Following the completion of the sixth and final review in the Congolese capital, Kinshasa, IMF staff are set to recommend to the executive board the approval of the last disbursement of Congo’s three-year $1.5 billion extended credit facility.

This development positions Congo on the brink of achieving a milestone in its financial history.

Despite facing fiscal pressures exacerbated by ongoing conflict in the eastern regions and the recent elections in December 2023, the IMF lauded Congo’s overall performance as “generally positive”.

The country’s economy heavily relies on mineral exports, particularly copper and cobalt, essential components in electric vehicle batteries.

According to the IMF, Congo’s economy exhibited robust growth, expanding by 8.3% last year, fueled largely by its ascent to become the world’s second-largest copper producer.

However, persistent insecurity in eastern Congo, attributed to the activities of over 100 armed groups vying for control over resources and political representation, has hindered the nation’s economic progress.

The positive assessment by the IMF underscores Congo’s achievements in enhancing its economic fundamentals, including an increase in reserves, which reached $5.5 billion by the end of 2023, equivalent to approximately two months of imports.

Despite these gains, challenges remain, with high inflation rates hovering around 24% at the close of last year.

The IMF emphasized the necessity of enacting a new budget law following the renegotiation of a minerals-for-infrastructure contract with China. Under the revised terms, Congo is slated to receive $324 million annually in development financing backed by revenue from a copper and cobalt joint venture.

Looking ahead, the IMF’s executive board is anticipated to deliberate on the staff recommendation in July.

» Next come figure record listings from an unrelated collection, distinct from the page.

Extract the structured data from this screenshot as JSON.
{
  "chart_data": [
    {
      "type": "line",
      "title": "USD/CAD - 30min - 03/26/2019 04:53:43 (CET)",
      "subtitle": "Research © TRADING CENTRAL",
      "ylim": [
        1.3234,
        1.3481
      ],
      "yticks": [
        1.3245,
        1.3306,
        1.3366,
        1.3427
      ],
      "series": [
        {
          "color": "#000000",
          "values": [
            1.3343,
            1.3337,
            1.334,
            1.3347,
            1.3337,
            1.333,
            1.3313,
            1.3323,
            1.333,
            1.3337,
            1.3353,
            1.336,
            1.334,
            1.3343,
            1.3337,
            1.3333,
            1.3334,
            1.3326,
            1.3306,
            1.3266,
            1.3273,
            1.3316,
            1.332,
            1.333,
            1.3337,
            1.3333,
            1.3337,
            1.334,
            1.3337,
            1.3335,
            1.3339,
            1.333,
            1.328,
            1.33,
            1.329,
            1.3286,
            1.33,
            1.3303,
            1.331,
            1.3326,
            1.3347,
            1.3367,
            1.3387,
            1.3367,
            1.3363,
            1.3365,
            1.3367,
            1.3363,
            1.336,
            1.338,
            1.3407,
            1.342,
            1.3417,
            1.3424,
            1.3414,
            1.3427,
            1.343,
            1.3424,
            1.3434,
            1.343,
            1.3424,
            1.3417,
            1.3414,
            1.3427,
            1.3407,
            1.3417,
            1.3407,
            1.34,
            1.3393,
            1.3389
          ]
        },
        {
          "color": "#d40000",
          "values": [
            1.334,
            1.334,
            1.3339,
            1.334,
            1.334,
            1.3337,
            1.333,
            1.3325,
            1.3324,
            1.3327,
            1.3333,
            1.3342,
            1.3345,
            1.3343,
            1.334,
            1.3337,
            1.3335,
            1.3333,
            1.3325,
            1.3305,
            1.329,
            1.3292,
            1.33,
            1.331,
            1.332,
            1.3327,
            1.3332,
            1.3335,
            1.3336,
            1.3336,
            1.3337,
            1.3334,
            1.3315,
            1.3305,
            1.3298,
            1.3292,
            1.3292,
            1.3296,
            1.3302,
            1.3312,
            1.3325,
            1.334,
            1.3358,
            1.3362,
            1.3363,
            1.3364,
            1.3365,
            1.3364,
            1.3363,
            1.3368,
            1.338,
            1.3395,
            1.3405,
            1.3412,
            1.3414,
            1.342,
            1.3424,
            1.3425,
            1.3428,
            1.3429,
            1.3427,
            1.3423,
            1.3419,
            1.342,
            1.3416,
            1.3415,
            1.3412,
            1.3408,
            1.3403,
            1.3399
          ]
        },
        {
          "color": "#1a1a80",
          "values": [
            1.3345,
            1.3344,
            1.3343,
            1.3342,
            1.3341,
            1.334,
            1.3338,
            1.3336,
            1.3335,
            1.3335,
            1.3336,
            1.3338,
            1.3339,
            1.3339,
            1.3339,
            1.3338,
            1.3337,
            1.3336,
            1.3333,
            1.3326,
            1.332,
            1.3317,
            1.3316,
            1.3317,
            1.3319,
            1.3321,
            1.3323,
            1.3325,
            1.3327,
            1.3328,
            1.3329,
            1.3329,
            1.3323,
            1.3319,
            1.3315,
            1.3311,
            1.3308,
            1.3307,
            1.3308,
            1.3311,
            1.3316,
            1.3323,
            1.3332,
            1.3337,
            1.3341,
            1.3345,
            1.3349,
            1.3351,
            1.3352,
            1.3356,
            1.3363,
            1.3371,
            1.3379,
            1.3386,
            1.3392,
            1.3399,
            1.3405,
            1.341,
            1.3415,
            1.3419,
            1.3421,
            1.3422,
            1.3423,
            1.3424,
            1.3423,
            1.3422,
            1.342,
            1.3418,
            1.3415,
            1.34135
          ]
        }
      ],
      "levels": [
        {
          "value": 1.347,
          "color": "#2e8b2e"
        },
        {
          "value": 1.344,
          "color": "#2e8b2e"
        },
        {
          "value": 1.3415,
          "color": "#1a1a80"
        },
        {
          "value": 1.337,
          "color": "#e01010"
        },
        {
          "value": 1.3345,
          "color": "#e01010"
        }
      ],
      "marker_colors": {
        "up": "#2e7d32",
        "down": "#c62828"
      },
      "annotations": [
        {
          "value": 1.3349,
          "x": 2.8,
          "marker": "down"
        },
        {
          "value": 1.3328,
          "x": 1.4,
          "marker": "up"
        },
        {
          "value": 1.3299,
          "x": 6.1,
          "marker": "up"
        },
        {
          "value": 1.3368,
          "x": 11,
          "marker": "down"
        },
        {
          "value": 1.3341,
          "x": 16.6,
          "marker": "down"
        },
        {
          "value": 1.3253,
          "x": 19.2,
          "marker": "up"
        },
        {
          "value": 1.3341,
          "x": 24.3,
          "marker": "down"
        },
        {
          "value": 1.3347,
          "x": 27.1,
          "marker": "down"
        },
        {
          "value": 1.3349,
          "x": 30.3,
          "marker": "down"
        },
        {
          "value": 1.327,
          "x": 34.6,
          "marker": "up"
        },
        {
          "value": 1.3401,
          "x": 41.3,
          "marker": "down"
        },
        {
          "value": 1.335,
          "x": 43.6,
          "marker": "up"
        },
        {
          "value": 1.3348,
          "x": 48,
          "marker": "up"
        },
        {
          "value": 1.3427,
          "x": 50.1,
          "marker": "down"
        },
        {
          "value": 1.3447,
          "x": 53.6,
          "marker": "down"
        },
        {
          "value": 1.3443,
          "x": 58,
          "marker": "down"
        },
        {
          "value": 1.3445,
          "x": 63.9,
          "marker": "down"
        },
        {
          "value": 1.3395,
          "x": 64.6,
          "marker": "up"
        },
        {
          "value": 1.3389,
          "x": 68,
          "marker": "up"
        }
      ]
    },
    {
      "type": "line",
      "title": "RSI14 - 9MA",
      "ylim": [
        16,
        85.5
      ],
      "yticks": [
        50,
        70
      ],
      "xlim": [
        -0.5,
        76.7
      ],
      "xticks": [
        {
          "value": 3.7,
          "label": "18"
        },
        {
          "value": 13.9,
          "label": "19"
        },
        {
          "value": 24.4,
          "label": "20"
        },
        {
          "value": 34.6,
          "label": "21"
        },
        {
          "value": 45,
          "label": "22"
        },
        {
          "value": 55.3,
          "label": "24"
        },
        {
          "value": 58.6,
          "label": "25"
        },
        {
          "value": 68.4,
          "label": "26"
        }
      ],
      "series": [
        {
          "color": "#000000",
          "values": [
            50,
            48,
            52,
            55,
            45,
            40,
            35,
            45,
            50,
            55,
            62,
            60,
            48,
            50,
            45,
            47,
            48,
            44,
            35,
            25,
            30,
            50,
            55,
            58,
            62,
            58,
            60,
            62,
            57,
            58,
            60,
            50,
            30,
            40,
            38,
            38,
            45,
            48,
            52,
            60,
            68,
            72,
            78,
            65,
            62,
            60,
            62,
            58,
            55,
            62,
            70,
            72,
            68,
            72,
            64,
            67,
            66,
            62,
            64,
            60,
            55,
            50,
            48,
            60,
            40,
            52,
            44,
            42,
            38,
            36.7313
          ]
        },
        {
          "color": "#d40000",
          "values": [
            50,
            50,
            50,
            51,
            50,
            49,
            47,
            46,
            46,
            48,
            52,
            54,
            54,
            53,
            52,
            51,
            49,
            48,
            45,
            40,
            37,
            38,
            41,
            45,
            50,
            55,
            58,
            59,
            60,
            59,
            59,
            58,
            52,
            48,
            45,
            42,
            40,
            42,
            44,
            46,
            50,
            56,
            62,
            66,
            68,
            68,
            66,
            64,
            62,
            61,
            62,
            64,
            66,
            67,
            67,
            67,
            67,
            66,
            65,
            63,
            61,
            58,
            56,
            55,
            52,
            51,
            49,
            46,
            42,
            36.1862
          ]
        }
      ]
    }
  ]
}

If approved, the disbursement of approximately $200 million will fortify Congo’s international reserves, providing a crucial buffer against economic volatility.

Also, Congo’s government intends to seek a new Extended Credit Facility (ECF) from the IMF, signaling its commitment to ongoing economic reforms and sustainable growth.

The IMF’s endorsement represents a significant validation of Congo’s economic trajectory and underscores the nation’s efforts to navigate complex challenges while advancing towards financial stability and prosperity.